Differential effects of zVAD-fmk and zLEHD-fmk on Cer production induced by CD95 ligation or DNA damage. Jurkat cells (J16) labeled with [¹⁴C]serine were left untreated or preincubated for 2 h in the presence of zVAD-fmk or zLEHD-fmk at the indicated concentrations before addition of anti-CD95 mAb (200 ng/ml), etoposide (10 μg/ml), or exposure to IR (30 Gy). Quantitation of cellular Cer was performed after 5 h (anti-CD95; open bars) or 15 h (Eto/IR; hatched bars and filled bars, respectively) of further incubation. Results are expressed as percentage inhibition (means ± SD) of the Cer response observed in the absence of inhibitor peptide. Shown are data from a representative experiment containing duplicate samples performed two times and showing similar results. zLEHD-fmk, benzoyloxycarbonyl-LEHD-fluoromethylketone.

Figure 7

Mapping the Cer response in relation to caspase activation and mitochondrial changes in the CD95, etoposide, and IR pathways in Jurkat cells. Cer is placed in between initiator and executioner caspases in all cases, because its accumulation is inhibited by zVAD-fmk but not by DEVD-CHO. CD95 requires casp-8, whereas DNA damage–induced Cer formation does not involve casp-8 or death receptor signaling.
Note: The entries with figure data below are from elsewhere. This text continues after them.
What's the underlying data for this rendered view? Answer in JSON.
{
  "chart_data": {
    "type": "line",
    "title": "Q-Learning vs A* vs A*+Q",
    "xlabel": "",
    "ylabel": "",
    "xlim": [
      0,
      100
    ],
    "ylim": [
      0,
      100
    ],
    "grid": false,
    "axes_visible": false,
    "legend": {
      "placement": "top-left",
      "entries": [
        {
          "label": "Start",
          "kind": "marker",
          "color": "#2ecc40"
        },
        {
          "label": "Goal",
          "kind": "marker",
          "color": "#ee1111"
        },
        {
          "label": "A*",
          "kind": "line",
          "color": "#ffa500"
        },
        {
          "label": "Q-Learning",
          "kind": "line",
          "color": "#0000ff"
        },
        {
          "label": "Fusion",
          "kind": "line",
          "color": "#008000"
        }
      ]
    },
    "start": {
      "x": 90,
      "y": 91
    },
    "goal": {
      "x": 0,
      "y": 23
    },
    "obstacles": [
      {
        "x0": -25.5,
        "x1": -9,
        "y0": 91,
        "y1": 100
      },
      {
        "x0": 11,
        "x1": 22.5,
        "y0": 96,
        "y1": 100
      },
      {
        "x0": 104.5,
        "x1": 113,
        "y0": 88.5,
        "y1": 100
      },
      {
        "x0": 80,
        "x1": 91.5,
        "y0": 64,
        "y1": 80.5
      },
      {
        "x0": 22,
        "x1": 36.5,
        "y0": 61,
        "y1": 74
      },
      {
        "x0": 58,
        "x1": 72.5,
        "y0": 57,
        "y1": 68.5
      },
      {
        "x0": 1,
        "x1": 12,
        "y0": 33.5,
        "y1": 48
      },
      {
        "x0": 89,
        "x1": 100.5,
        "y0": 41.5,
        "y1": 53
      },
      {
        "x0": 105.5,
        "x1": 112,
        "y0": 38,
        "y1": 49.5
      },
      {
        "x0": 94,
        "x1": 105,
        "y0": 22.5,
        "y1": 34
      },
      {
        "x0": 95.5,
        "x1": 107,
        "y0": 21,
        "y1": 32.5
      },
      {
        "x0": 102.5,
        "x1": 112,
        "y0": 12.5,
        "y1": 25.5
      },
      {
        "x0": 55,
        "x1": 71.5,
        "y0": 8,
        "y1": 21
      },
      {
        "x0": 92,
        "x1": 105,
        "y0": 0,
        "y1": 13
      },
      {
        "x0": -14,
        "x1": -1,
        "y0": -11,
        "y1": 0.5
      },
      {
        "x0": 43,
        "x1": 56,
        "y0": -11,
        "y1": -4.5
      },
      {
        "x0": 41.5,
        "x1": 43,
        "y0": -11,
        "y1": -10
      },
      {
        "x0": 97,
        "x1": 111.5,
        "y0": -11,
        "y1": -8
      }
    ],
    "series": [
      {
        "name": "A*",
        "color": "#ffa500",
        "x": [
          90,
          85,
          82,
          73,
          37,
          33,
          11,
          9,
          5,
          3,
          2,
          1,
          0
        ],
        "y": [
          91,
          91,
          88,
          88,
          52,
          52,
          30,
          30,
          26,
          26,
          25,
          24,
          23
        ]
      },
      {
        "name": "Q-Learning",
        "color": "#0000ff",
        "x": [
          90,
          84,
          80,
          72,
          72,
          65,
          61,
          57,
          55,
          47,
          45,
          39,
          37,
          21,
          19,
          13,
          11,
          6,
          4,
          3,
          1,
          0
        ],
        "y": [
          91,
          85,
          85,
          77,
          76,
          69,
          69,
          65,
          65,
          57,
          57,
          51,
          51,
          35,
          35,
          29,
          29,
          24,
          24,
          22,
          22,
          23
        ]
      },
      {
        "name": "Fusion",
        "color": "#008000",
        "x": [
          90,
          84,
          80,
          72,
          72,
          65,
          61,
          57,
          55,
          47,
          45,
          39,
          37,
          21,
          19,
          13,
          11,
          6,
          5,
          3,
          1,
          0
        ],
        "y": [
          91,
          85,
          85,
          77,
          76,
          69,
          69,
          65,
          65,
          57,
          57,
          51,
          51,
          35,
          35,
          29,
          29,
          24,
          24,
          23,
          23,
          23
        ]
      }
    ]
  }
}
In the case of etoposide or IR, the most proximal zVAD-fmk target resides at, or downstream from, the mitochondria, since zVAD-fmk does not block cyt c release. Bcl-2 overexpression abrogates Cer formation in response to etoposide or IR but only partially interferes with the CD95-induced Cer response. Possible roles of Cer are indicated by dotted lines. DEVD-CHO, acetyl-DEVD-aldehyde.